The Nashville number system is one of the most powerful musical tools you can have in your arsenal as a worship musician. It allows you to transpose songs between different keys, learn songs by ear, and quickly communicate with other musicians.

How does it work?

1 | Song key

The song key is the starting point. Once you know the song key, you can figure out everything from there. The Nashville Number system is built on scale degrees (in a scale, each note gets a number.) Take the C Major scale for example. It would look like this with scale degrees written with it: 1 - C, 2 - D, 3 - E, 4 - F, 5 - G, 6 - A, 7 - B. Every note of the scale has a number associated with it.

2 | The Numbers

Now that you know the scale degrees you can build chords from those numbers. This is where the term the 1 chord, the 4 chord, the 5 chord, and the 6 chord come from. Each chord is based on the corresponding scale degree. For example, the 1 chord in the key of C is C (the first degree of the scale.) The 4 chord would be an F (the fourth degree of the scale.) And so on. The only other part you have to worry about is whether the chords are major, minor or diminished. This follows a standard pattern in major keys.

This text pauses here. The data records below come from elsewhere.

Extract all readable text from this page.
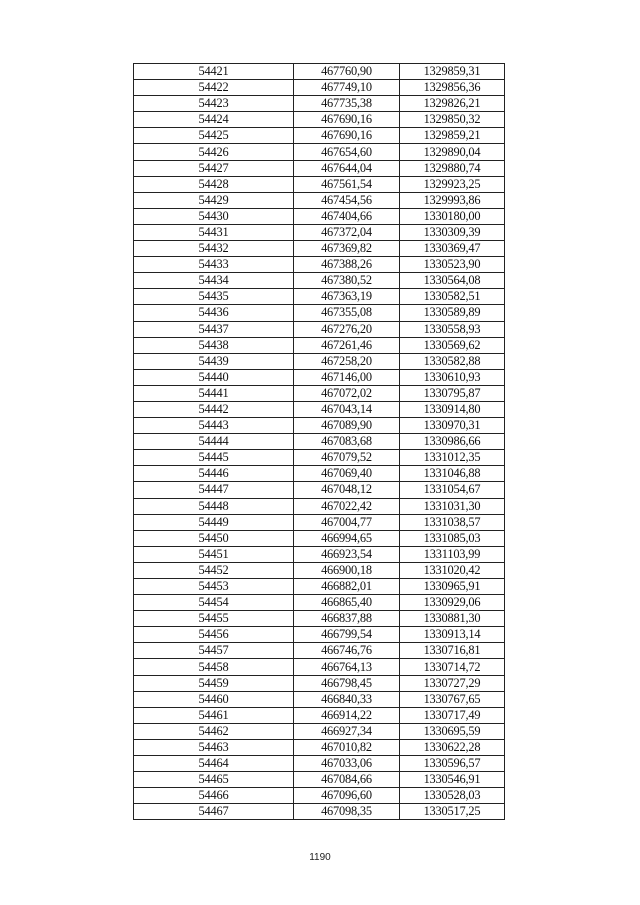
54421	467760,90	1329859,31
54422	467749,10	1329856,36
54423	467735,38	1329826,21
54424	467690,16	1329850,32
54425	467690,16	1329859,21
54426	467654,60	1329890,04
54427	467644,04	1329880,74
54428	467561,54	1329923,25
54429	467454,56	1329993,86
54430	467404,66	1330180,00
54431	467372,04	1330309,39
54432	467369,82	1330369,47
54433	467388,26	1330523,90
54434	467380,52	1330564,08
54435	467363,19	1330582,51
54436	467355,08	1330589,89
54437	467276,20	1330558,93
54438	467261,46	1330569,62
54439	467258,20	1330582,88
54440	467146,00	1330610,93
54441	467072,02	1330795,87
54442	467043,14	1330914,80
54443	467089,90	1330970,31
54444	467083,68	1330986,66
54445	467079,52	1331012,35
54446	467069,40	1331046,88
54447	467048,12	1331054,67
54448	467022,42	1331031,30
54449	467004,77	1331038,57
54450	466994,65	1331085,03
54451	466923,54	1331103,99
54452	466900,18	1331020,42
54453	466882,01	1330965,91
54454	466865,40	1330929,06
54455	466837,88	1330881,30
54456	466799,54	1330913,14
54457	466746,76	1330716,81
54458	466764,13	1330714,72
54459	466798,45	1330727,29
54460	466840,33	1330767,65
54461	466914,22	1330717,49
54462	466927,34	1330695,59
54463	467010,82	1330622,28
54464	467033,06	1330596,57
54465	467084,66	1330546,91
54466	467096,60	1330528,03
54467	467098,35	1330517,25
1190
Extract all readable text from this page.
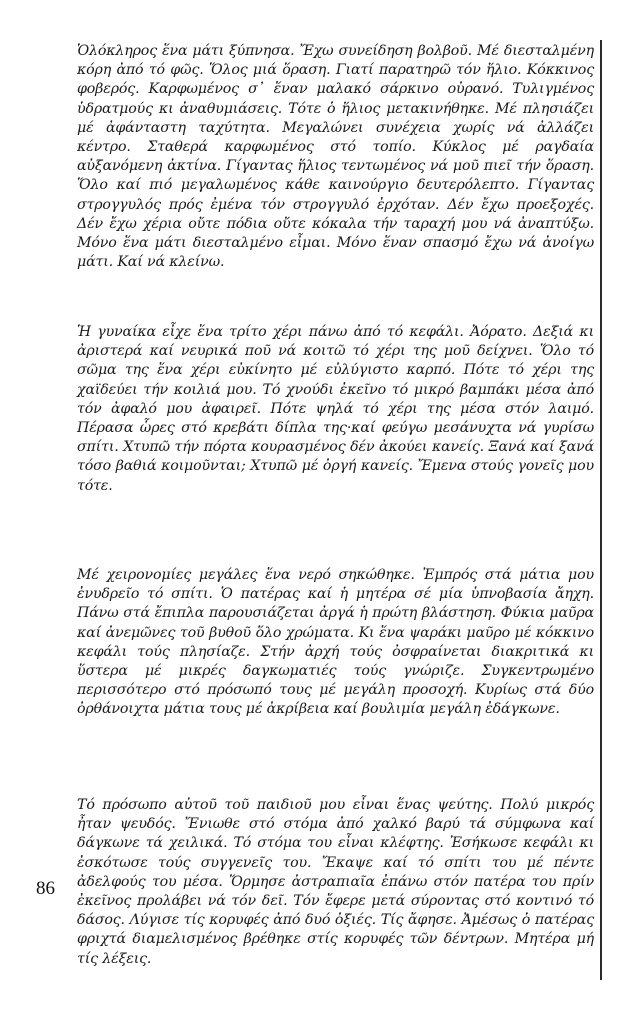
Ὁλόκληρος ἕνα μάτι ξύπνησα. Ἔχω συνείδηση βολβοῦ. Μέ διεσταλμένη κόρη ἀπό τό φῶς. Ὅλος μιά ὅραση. Γιατί παρατηρῶ τόν ἥλιο. Κόκκινος φοβερός. Καρφωμένος σ᾽ ἕναν μαλακό σάρκινο οὐρανό. Τυλιγμένος ὑδρατμούς κι ἀναθυμιάσεις. Τότε ὁ ἥλιος μετακινήθηκε. Μέ πλησιάζει μέ ἀφάνταστη ταχύτητα. Μεγαλώνει συνέχεια χωρίς νά ἀλλάζει κέντρο. Σταθερά καρφωμένος στό τοπίο. Κύκλος μέ ραγδαία αὐξανόμενη ἀκτίνα. Γίγαντας ἥλιος τεντωμένος νά μοῦ πιεῖ τήν ὅραση. Ὅλο καί πιό μεγαλωμένος κάθε καινούργιο δευτερόλεπτο. Γίγαντας στρογγυλός πρός ἐμένα τόν στρογγυλό ἐρχόταν. Δέν ἔχω προεξοχές. Δέν ἔχω χέρια οὔτε πόδια οὔτε κόκαλα τήν ταραχή μου νά ἀναπτύξω. Μόνο ἕνα μάτι διεσταλμένο εἶμαι. Μόνο ἕναν σπασμό ἔχω νά ἀνοίγω μάτι. Καί νά κλείνω.

Ἡ γυναίκα εἶχε ἕνα τρίτο χέρι πάνω ἀπό τό κεφάλι. Ἀόρατο. Δεξιά κι ἀριστερά καί νευρικά ποῦ νά κοιτῶ τό χέρι της μοῦ δείχνει. Ὅλο τό σῶμα της ἕνα χέρι εὐκίνητο μέ εὐλύγιστο καρπό. Πότε τό χέρι της χαϊδεύει τήν κοιλιά μου. Τό χνούδι ἐκεῖνο τό μικρό βαμπάκι μέσα ἀπό τόν ἀφαλό μου ἀφαιρεῖ. Πότε ψηλά τό χέρι της μέσα στόν λαιμό. Πέρασα ὧρες στό κρεβάτι δίπλα της·καί φεύγω μεσάνυχτα νά γυρίσω σπίτι. Χτυπῶ τήν πόρτα κουρασμένος δέν ἀκούει κανείς. Ξανά καί ξανά τόσο βαθιά κοιμοῦνται; Χτυπῶ μέ ὀργή κανείς. Ἔμενα στούς γονεῖς μου τότε.

Μέ χειρονομίες μεγάλες ἕνα νερό σηκώθηκε. Ἐμπρός στά μάτια μου ἐνυδρεῖο τό σπίτι. Ὁ πατέρας καί ἡ μητέρα σέ μία ὑπνοβασία ἄηχη. Πάνω στά ἔπιπλα παρουσιάζεται ἀργά ἡ πρώτη βλάστηση. Φύκια μαῦρα καί ἀνεμῶνες τοῦ βυθοῦ ὅλο χρώματα. Κι ἕνα ψαράκι μαῦρο μέ κόκκινο κεφάλι τούς πλησίαζε. Στήν ἀρχή τούς ὀσφραίνεται διακριτικά κι ὕστερα μέ μικρές δαγκωματιές τούς γνώριζε. Συγκεντρωμένο περισσότερο στό πρόσωπό τους μέ μεγάλη προσοχή. Κυρίως στά δύο ὀρθάνοιχτα μάτια τους μέ ἀκρίβεια καί βουλιμία μεγάλη ἐδάγκωνε.

Τό πρόσωπο αὐτοῦ τοῦ παιδιοῦ μου εἶναι ἕνας ψεύτης. Πολύ μικρός ἦταν ψευδός. Ἔνιωθε στό στόμα ἀπό χαλκό βαρύ τά σύμφωνα καί δάγκωνε τά χειλικά. Τό στόμα του εἶναι κλέφτης. Ἐσήκωσε κεφάλι κι ἐσκότωσε τούς συγγενεῖς του. Ἔκαψε καί τό σπίτι του μέ πέντε ἀδελφούς του μέσα. Ὅρμησε ἀστραπιαῖα ἐπάνω στόν πατέρα του πρίν ἐκεῖνος προλάβει νά τόν δεῖ. Τόν ἔφερε μετά σύροντας στό κοντινό τό δάσος. Λύγισε τίς κορυφές ἀπό δυό ὀξιές. Τίς ἄφησε. Ἀμέσως ὁ πατέρας φριχτά διαμελισμένος βρέθηκε στίς κορυφές τῶν δέντρων. Μητέρα μή τίς λέξεις.

86
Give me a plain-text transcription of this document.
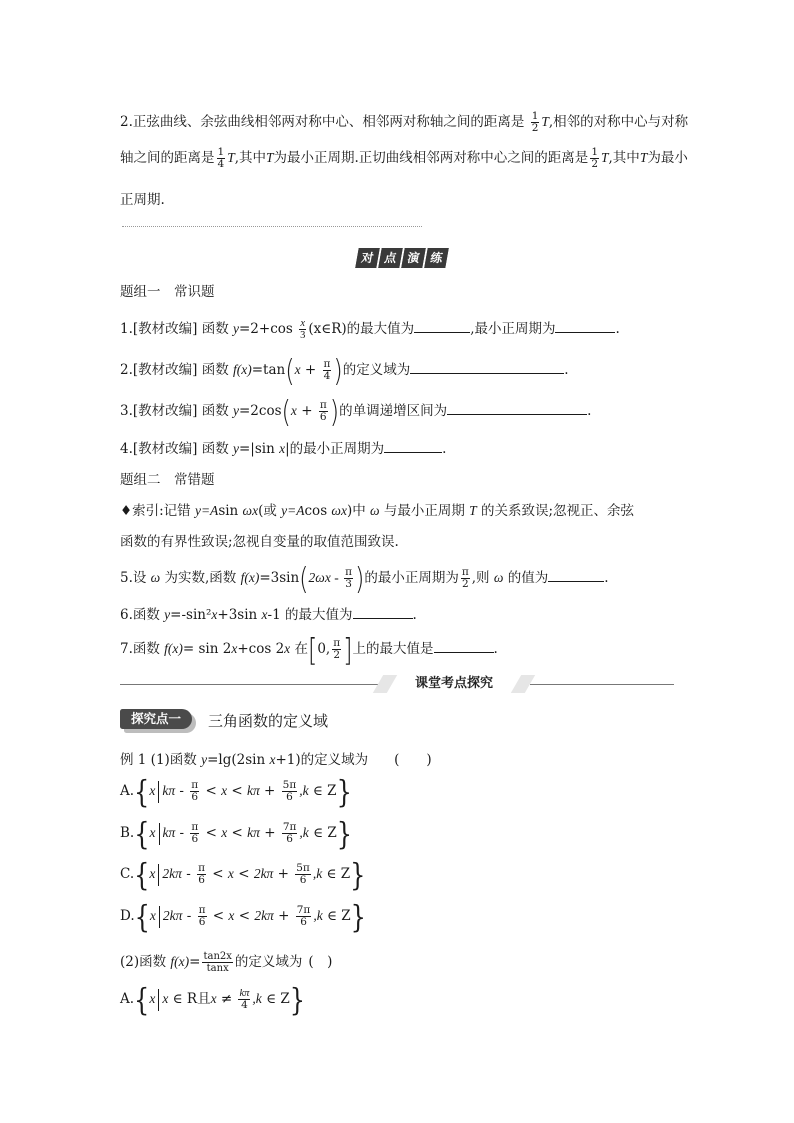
2.正弦曲线、余弦曲线相邻两对称中心、相邻两对称轴之间的距离是 $\frac{1}{2} T$,相邻的对称中心与对称
轴之间的距离是 $\frac{1}{4} T$,其中T为最小正周期.正切曲线相邻两对称中心之间的距离是 $\frac{1}{2} T$,其中T为最小
正周期.
对 点 演 练
题组一　常识题
1.[教材改编] 函数 $y=2+\cos \frac{x}{3}$ (x∈R)的最大值为	,最小正周期为	.
2.[教材改编] 函数 $f(x)=\tan(x + \frac{\pi}{4}$ )的定义域为	.
3.[教材改编] 函数 $y=2\cos(x + \frac{\pi}{6}$ )的单调递增区间为	.
4.[教材改编] 函数 y=|sin x|的最小正周期为	.
题组二　常错题
♦索引:记错 y=Asin ωx(或 y=Acos ωx)中 ω 与最小正周期 T 的关系致误;忽视正、余弦
函数的有界性致误;忽视自变量的取值范围致误.
5.设 ω 为实数,函数 $f(x)=3\sin(2\omega x - \frac{\pi}{3}$ )的最小正周期为 $\frac{\pi}{2}$ ,则 ω 的值为	.
6.函数 y=-sin²x+3sin x-1 的最大值为	.
7.函数 f(x)= sin 2x+cos 2x 在[0, $\frac{\pi}{2}$ ]上的最大值是	.
课堂考点探究
探究点一	三角函数的定义域
例 1 (1)函数 y=lg(2sin x+1)的定义域为 (　　)
A.{x $k\pi - \frac{\pi}{6} < x < k\pi + \frac{5\pi}{6} ,k$ ∈ Z}
B.{x $k\pi - \frac{\pi}{6} < x < k\pi + \frac{7\pi}{6} ,k$ ∈ Z}
C.{x $2k\pi - \frac{\pi}{6} < x < 2k\pi + \frac{5\pi}{6} ,k$ ∈ Z}
D.{x $2k\pi - \frac{\pi}{6} < x < 2k\pi + \frac{7\pi}{6} ,k$ ∈ Z}
(2)函数 $f(x)= \frac{\tan 2x}{\tan x}$ 的定义域为 (　)
A.{x x ∈ R且$x \ne \frac{k\pi}{4} ,k$ ∈ Z}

1 - Major, 2 - minor, 3 - minor, 4 - Major, 5 - Major, 6 - minor, 7 - diminished.

3 | Transposition

Once you know the number of chords, you can easily transpose between keys by matching up the scale degrees from one key with another and interchanging the corresponding chords. For example, this is the D scale: 1 - D, 2 - E, 3 - F#, 4 - G, 5 - A, 6 - B, 7 - C#.

Let's say you want to take a song in the key of C that uses the chord progression C, G, F and put it in the key of D. First, you would find the scale degree of each of those chords (1, 5, 4). Then match those scale degrees up with the D scale degrees. You'd find out that the 1, 5, and 4 chords in the key of D are D, A, G.